Search code examples
assemblyx86alignmentsse

Must all 16 bytes of an x86 MASKMOVDQU instruction be valid memory?


When using the x86 MASKMOVDQU instruction, must there always be 16 bytes of writable memory at the target, even if some of the mask bits are zero?

For example, let's say that I write to address 0x12345FFC using MASKMOVDQU. The page at 0x12345000 is valid memory, but the page at 0x12346000 is not. If the mask register is 0x00000000'00000000'00000000'FFFFFFFF, will this MASKMOVDQU always work, or could an exception occur?

The Intel manual says the following about an all-zero mask, but doesn't mention the edge case I'm talking about:

Behavior with a mask of all 0s is as follows:

• No data will be written to memory.

• Signaling of breakpoints (code or data) is not guaranteed; different processor implementations may signal or not signal these breakpoints.

• Exceptions associated with addressing memory and page faults may still be signaled (implementation dependent).

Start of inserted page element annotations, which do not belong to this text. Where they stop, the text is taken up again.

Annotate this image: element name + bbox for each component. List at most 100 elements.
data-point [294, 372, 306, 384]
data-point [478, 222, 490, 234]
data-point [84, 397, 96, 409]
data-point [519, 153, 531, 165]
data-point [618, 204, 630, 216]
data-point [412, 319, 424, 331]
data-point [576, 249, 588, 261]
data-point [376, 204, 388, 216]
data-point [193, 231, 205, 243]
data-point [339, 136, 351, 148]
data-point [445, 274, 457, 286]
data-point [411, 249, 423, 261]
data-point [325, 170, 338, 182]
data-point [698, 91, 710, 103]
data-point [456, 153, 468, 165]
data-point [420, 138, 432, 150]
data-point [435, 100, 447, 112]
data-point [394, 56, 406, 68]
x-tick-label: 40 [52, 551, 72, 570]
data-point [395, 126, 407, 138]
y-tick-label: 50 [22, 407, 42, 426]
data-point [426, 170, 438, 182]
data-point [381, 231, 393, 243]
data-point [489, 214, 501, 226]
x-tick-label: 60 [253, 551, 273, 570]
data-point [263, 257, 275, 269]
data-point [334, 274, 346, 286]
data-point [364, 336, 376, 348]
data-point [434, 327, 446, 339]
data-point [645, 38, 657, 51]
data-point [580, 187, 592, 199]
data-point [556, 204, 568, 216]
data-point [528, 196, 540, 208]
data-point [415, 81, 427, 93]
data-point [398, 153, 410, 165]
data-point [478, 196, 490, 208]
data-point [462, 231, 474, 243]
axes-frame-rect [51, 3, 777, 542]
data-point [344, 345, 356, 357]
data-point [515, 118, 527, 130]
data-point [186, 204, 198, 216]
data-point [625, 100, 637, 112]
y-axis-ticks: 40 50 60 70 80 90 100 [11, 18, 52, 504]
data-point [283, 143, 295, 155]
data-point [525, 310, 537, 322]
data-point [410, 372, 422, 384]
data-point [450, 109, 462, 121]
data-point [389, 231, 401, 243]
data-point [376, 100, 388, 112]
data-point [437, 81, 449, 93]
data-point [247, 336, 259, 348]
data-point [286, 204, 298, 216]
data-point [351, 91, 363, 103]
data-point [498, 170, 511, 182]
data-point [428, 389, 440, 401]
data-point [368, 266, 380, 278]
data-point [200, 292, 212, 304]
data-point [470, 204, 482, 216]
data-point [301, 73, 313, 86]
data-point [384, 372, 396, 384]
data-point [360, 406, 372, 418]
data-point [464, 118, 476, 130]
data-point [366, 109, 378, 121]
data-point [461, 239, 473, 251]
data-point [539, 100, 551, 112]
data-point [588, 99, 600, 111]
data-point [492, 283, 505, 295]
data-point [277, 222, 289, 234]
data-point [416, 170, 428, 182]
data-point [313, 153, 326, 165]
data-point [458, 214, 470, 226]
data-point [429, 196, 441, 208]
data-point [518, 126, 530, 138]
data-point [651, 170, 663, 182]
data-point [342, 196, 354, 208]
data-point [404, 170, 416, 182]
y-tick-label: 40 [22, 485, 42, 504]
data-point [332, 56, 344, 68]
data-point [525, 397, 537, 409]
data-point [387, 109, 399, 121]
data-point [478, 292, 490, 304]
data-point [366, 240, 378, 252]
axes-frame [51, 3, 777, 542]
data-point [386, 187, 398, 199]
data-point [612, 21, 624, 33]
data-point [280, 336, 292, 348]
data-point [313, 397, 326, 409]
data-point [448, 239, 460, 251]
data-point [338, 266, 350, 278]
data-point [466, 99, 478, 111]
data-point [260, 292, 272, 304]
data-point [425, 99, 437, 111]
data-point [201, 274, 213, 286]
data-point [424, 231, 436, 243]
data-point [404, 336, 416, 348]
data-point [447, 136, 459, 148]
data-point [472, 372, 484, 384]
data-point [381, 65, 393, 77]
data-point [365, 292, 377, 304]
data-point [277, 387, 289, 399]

• If the destination memory region is mapped as UC or WP, enforcement of associated semantics for these memory types is not guaranteed (that is, is reserved) and is implementation-specific.


Solution

  • See the third bullet point. That specifically says exception may still occur, even if all masks are zero. Surely that implies exception may be generated for masked writes.

    Indeed, the AMD manual is more clear on this issue:

    Exception and trap behavior for elements not selected for storage to memory are implementation dependent. For instance, a given implementation may signal a data breakpoint or a page fault for bytes that are zero-masked and not actually written.